✍Artigo: Pr. José
Gonçalves
À luz do Antigo Testamento o projeto original de Deus para o casamento é que ele fosse vitalício. Além disso, o casamento deveria ser monogâmico e heterossexual. O divórcio, portanto, não estava no plano original de Deus para a família. Contudo, sabendo da dureza do coração humano, Deus permitiu a validação do divórcio sob determinadas circunstâncias (Dt 24.1-4, NAA).
Veja também: O que diz a Bíblia sobre Divórcio? Clique Aqui
O Divórcio nos Ensinos de Jesus
Quando
Jesus acabou de proferir estas palavras, deixou a Galileia e foi para o território
da Judeia, além do Jordão. Grandes multidões o seguiram, e ele as curou ali.

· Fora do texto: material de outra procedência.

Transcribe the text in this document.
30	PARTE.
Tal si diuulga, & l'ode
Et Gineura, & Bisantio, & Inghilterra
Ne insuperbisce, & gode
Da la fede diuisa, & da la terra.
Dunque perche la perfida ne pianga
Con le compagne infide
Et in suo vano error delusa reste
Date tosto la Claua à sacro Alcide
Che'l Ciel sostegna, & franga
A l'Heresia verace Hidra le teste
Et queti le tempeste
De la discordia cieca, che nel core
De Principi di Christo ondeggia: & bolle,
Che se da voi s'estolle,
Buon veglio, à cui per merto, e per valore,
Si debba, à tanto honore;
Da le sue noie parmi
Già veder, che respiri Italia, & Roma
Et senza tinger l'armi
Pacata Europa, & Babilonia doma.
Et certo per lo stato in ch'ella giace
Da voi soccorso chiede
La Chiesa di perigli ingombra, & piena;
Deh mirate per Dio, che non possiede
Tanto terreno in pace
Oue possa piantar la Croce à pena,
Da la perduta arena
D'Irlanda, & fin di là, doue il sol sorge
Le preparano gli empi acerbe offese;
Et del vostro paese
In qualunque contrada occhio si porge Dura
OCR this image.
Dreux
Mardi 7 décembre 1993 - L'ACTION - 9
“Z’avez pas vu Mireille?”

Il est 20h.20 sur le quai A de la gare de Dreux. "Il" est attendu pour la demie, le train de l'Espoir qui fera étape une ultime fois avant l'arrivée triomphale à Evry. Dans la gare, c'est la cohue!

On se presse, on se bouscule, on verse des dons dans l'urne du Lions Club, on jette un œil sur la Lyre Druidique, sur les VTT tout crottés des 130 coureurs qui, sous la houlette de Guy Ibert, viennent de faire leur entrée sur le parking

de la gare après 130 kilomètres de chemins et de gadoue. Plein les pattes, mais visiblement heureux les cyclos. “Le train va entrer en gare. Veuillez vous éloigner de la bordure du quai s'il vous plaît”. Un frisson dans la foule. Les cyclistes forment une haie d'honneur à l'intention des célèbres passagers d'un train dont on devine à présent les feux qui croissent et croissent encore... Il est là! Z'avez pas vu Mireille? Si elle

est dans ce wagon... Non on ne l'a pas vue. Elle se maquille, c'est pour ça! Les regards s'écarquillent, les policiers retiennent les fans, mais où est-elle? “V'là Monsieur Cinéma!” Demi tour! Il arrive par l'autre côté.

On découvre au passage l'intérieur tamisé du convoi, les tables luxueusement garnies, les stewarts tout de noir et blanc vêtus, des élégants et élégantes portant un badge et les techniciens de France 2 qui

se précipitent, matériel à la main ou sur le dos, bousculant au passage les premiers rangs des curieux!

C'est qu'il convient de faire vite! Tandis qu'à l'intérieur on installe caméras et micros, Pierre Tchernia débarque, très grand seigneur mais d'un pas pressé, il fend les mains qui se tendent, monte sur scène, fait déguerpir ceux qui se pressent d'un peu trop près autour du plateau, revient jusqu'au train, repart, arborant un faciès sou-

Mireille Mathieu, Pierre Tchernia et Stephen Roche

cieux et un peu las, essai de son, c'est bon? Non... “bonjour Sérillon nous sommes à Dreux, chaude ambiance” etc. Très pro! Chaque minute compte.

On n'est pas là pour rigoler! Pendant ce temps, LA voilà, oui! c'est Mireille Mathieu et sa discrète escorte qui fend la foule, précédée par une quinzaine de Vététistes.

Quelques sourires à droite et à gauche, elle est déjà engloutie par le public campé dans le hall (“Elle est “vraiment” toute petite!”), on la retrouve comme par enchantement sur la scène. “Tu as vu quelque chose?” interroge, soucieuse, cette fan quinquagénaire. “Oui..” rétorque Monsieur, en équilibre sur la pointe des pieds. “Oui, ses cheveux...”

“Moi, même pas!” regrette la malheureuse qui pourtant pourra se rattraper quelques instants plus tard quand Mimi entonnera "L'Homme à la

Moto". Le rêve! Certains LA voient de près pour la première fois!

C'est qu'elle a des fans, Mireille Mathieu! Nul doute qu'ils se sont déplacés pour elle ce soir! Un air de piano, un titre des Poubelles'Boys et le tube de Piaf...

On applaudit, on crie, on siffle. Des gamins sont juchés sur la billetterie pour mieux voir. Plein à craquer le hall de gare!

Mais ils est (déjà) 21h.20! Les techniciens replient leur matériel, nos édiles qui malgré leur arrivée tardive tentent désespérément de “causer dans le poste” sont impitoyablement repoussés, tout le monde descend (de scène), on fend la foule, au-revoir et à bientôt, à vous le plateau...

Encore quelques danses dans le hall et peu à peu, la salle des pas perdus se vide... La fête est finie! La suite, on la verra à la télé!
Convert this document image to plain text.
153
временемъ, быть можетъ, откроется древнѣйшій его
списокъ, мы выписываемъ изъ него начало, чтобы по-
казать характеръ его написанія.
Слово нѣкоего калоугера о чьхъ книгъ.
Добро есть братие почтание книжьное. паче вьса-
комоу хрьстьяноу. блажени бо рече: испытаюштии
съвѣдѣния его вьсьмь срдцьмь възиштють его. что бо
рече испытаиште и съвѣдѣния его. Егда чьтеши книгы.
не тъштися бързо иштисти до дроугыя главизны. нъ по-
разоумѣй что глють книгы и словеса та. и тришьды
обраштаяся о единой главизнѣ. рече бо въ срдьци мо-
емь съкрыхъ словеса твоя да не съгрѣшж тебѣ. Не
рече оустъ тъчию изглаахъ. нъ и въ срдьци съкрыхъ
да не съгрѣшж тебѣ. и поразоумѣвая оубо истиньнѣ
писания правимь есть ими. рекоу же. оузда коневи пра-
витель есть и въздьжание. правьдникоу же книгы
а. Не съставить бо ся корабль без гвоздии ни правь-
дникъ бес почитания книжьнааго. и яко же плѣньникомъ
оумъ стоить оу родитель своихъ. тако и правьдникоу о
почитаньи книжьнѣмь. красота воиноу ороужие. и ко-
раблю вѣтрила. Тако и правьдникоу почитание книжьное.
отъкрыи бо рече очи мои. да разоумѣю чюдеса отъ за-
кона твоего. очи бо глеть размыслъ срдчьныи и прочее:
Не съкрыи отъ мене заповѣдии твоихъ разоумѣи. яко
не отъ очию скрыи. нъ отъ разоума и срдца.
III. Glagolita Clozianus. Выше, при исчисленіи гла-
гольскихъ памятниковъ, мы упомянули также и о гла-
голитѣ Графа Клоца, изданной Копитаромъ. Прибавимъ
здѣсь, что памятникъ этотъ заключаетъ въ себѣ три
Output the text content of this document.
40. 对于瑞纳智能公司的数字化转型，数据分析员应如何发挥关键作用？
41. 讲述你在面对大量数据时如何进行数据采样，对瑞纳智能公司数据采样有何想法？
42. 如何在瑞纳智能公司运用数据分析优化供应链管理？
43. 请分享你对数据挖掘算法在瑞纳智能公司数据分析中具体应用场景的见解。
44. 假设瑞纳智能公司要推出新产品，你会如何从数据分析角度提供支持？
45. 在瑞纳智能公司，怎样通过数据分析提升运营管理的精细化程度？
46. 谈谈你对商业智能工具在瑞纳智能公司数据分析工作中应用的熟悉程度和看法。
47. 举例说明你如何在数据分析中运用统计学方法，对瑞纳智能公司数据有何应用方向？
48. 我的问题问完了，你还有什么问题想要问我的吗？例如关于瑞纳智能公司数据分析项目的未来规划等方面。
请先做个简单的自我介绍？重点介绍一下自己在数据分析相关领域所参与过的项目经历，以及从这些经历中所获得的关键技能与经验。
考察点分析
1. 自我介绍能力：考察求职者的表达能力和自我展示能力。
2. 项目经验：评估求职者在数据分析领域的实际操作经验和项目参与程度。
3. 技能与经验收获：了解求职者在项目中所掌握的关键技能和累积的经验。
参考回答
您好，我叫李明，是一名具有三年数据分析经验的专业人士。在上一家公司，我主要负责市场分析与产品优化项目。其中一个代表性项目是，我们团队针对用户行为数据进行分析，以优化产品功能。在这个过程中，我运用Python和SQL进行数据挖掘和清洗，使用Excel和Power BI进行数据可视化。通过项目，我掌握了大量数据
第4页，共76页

Alguns fariseus se aproximaram de Jesus e, testando-o, perguntaram: — É lícito ao
homem repudiar a sua mulher por qualquer motivo? Jesus respondeu: — Vocês não
leram que o Criador, desde o princípio, os fez homem e mulher e que disse: “Por
isso o homem deixará o seu pai e a sua mãe e se unirá à sua mulher, tornando-se
os dois uma só carne”? De modo que já não são mais dois, porém uma só carne.
Portanto,
que ninguém separe o que Deus ajuntou. Os fariseus perguntaram: — Então por que
Moisés ordenou dar uma carta de divórcio e repudiar a mulher?
Jesus
respondeu: — Foi por causa da dureza do coração de vocês que Moisés permitiu
que vocês repudiassem a mulher, mas não foi assim desde o princípio. Eu, porém,
lhes digo: quem repudiará sua mulher, não sendo por causa de relações sexuais
ilícitas, e casar com outra comete adultério. (Mt 19.1-9, NAA)
A compreensão dessa
passagem sobre o divórcio é complementada por outras Escrituras
neotestamentárias, que também se relacionam com o assunto (Mt 5.32; Mc 10.2-12;
e Lc 16.18). Jesus esclarece que o divórcio foi uma concessão feita por Moisés
por causa da dureza dos corações, e não que tenha sido esse o propósito
original de Deus para o casamento.
Jesus afirmou que quem
terminasse o casamento e se casasse com outra, exceto em caso de imoralidade
sexual, cometeria adultério. Com isso Jesus desfez todas as interpretações
liberais sobre o divórcio criadas pelas escolas rabínicas que viam qualquer
motivação como justificativa para a prática do divórcio.
O texto deixa claro que
a imoralidade sexual, tradução do termo grego
porneia, é a única exceção permitida por Jesus para o divórcio. Assim,
de acordo com Cristo, quem se divorciasse por outras razões e cassasse
novamente estaria cometendo adultério. Grudem destaca que nesse caso “Jesus
está dizendo que um homem que se divorcia indevidamente de sua esposa não
recebeu um divórcio legítimo e, na verdade, ainda está casado com sua esposa
original no momento em que inicia o segundo casamento”. Dessa forma, Jesus elevou
o conceito de casamento muito além daquele defendido pelas escolas rabínicas.
Outra questão bastante
pertinente a partir da análise desse texto é a permissão dada por Jesus para um
segundo casamento para a parte inocente. Alguns intérpretes objetam que Jesus
não teria permitido no texto de Mateus 19 tal permissão. Argumentam que as
passagens paralelas de Marcos 10.2-12 e Lucas 16.18 não contêm essa cláusula de
exceção. Contudo, não é uma boa forma de fazer exegese partindo do silêncio de
um texto. O silêncio de um texto não pode calar outro que é específico.
Dessa forma, se essa
cláusula de exceção permitida por Jesus em Mateus não está presente em Marcos e
Lucas, as razões devem ser buscadas nos seus respectivos contextos.
O mais provável é que o
Espírito Santo que inspirou Mateus a redigir o seu texto para judeus viu a
necessidade de expor essa regra dada pelo Salvador. Por outro lado, o mesmo
Espírito que inspirou Marcos e Lucas a escreverem para gentios não viu a
necessidade de expor essa cláusula de exceção, pois, como já foi demonstrado,
esse tipo de entendimento já era tido no mundo greco-romano.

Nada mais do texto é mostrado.